L’amazzonia non è solo il polmone verde del mondo, ma anche la insostituibile sorgente del più grande fiume di acqua dolce che esista sul nostro pianeta, che non è il Rio delle Amazzoni ma un fiume volante, grande fino a 10 volte il più famoso gemello terrestre.
Questo fiume scoperto e studiato negli ultimi 5 anni, è cosi grande che si vede anche dallo spazio e per studiarlo è stata costruita proprio al centro della foresta amazzonica una altissima torre che permette ai ricercatori di immergersi letteralmente in questo fiume volante.
Il vero pericolo degli incendi amazzonici è l’interruzione di questo incredibile fiume di vapore acqueo, aspirato dalle radici degli alberi e diffuso dalle loro foglie nella atmosfera, sino a formare una continua e incredibile massa nuvolosa visibile anche dallo spazio.
Questo “Flying river”, o “fiume volante” ha una incredibile importanza per il ciclo dell’ossigeno sul nostro piccolo pianeta. Un respiro su due che facciamo, ci è gentilmente offerto dalle “Diatomee”, dei piccolissimi organismi marini che fanno parte del Plancton, secondo alcuni scienziati producono dal 50 all’85% dell’Ossigeno sul nostro pianeta e sono cosi numerose da essere visibili nei mari e negli Oceani dalla base spaziale internazionale.
Il nostro è un piccolo pianeta, molto più interconnesso di quanto siamo soliti pensare.
Recenti scoperte di botanici e geologi hanno dimostrato che ogni anno milioni di tonnellate di sabbia finiscono dai deserti Africani proprio in Amazzonia e ricadendo al suolo la fertilizzano grazie alla presenza proprio dei minuscoli scheletri delle diatomee ricchissimi di Fosforo, Azoto e Potassio.
Quindi il deserto più arido, fertilizza la foresta più lussureggiante del pianeta, che possiamo dire, in cambio e grazie a fotosintesi e respirazione fogliare, immette nella atmosfera incredibili quantità di vapore acqueo che si riuniscono in immensi fiumi volanti fino a ricadere a terra sotto forma di piogge torrenziali, una volta incontrata la Cordigliera delle Ande.
Queste piogge a loro volta trasportano negli oceani milioni di tonnellate di fango, sedimenti e fertilizzanti naturali, di cui si nutrono le diatomee e il ciclo ricomincia.

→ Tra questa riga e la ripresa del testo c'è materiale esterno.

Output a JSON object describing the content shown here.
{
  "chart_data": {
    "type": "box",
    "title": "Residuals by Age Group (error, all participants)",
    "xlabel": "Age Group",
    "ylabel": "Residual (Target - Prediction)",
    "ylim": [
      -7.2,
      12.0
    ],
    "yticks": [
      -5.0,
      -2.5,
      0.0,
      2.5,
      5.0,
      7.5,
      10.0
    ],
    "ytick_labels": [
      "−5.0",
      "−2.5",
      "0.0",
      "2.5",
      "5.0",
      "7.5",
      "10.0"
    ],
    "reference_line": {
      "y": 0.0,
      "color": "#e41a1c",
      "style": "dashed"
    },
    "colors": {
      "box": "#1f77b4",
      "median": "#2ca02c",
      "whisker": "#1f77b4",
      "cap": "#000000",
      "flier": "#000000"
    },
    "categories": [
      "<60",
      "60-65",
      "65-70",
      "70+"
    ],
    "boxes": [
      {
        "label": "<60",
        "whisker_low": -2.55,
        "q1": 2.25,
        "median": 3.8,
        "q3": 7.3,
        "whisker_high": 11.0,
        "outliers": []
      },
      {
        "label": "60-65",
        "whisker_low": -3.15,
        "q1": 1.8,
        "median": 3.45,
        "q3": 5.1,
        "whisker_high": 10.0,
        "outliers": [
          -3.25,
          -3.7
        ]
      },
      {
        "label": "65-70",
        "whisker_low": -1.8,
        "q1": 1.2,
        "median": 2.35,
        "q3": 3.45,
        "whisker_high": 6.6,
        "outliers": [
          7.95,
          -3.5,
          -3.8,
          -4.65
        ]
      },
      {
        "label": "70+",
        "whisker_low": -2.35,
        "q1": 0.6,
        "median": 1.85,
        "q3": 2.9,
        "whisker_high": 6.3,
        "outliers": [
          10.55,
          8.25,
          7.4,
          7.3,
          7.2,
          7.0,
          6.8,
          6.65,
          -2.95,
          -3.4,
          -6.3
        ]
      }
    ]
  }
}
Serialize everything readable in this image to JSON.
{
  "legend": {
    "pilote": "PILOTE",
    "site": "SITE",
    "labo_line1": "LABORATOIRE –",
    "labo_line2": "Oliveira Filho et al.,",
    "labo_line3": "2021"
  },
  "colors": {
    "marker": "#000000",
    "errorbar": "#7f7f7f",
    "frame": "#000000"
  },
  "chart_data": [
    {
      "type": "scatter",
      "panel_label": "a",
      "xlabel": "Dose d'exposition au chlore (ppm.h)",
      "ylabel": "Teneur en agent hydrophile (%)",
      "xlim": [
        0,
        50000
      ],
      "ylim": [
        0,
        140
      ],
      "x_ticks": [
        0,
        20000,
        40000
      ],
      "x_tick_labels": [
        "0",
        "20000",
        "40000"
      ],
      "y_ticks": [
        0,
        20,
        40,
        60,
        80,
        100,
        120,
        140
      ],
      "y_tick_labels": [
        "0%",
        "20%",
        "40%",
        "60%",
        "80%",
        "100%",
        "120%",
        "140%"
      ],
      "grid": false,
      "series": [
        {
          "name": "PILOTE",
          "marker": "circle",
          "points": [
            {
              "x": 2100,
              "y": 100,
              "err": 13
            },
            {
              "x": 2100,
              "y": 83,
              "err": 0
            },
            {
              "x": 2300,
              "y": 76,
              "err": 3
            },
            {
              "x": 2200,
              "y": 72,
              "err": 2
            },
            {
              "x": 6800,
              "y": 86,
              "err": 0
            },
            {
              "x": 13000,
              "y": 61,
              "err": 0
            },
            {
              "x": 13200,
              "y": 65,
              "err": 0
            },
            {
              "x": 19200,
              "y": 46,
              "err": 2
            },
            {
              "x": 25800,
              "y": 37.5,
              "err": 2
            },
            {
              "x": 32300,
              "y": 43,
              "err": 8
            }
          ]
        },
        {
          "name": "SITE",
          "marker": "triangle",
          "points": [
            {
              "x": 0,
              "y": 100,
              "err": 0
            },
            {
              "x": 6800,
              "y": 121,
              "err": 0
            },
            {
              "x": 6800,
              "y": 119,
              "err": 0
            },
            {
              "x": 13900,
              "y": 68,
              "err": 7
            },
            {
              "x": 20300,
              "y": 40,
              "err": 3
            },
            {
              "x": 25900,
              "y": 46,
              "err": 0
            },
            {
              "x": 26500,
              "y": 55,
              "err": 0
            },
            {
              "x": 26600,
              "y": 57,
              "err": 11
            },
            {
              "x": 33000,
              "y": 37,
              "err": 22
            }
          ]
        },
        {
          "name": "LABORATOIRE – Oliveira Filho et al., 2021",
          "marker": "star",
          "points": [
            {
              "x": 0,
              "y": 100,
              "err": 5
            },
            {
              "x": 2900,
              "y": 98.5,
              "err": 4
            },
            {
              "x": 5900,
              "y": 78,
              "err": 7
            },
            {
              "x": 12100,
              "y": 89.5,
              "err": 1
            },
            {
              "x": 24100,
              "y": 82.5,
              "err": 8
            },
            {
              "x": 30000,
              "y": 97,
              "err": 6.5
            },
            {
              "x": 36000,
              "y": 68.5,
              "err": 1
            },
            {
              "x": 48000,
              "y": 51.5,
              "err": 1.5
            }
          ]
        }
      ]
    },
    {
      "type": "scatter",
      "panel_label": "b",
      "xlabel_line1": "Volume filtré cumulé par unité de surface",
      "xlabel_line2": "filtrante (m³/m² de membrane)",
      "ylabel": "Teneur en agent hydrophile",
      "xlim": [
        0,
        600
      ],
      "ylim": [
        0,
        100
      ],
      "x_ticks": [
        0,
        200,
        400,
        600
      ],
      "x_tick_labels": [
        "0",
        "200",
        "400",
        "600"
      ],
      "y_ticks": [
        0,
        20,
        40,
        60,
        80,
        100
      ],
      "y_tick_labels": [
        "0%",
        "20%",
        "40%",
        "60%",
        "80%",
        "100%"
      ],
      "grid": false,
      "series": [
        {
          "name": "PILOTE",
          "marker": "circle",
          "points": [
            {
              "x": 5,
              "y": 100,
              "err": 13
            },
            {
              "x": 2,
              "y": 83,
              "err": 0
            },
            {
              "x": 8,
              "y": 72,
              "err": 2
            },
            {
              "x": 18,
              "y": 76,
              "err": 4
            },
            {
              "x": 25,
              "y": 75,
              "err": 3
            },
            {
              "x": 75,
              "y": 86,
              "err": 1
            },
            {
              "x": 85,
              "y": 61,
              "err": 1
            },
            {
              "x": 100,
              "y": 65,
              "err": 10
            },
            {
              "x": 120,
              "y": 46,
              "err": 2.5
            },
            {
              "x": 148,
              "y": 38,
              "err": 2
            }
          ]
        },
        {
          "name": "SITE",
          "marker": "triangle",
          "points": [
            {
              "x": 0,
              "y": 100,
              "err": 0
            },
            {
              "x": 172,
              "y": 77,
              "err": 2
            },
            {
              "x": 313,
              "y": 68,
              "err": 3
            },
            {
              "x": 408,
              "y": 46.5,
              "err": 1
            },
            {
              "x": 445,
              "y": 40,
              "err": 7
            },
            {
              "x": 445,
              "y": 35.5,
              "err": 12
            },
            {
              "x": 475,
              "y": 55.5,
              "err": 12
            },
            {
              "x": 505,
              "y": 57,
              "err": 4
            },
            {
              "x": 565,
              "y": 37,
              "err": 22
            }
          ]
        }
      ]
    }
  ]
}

Tagliare alberi in Amazzonia quindi è un danno immenso per tutto il pianeta ma soprattutto per il Brasile stesso che secondo moltissimi ricercatori è e sarà soggetto a sempre maggiori periodi di siccità, proprio a causa del disboscamento stesso.
Capire i complessi e interconnessi fenomeni del clima mondiale, necessità sempre più di un approccio multidisciplinare, climatologi, biologi, botanici, fisici, chimici, ingegneri e informatici devono riuscire collaborare per elaborare modelli sempre più precisi che ci permettano di intervenire con precisione e di convincere anche gli scettici attraverso solide prove scientifiche.
Gli alberi e le piante si stanno rivelando sempre più la chiave per salvare la nostra specie su questo pianeta, piantare alberi è ancora la soluzione migliore, a più basso costo e maggiori effetti per mitigare gli effetti dei cambiamenti climatici e rendere le nostre città più resilienti.
Incendiare gli alberi per fare posto a pascoli e coltivazioni è un atto estremamente stupido che equivale a bucare un acquedotto o soffocare il nostro futuro ed i nostri figli.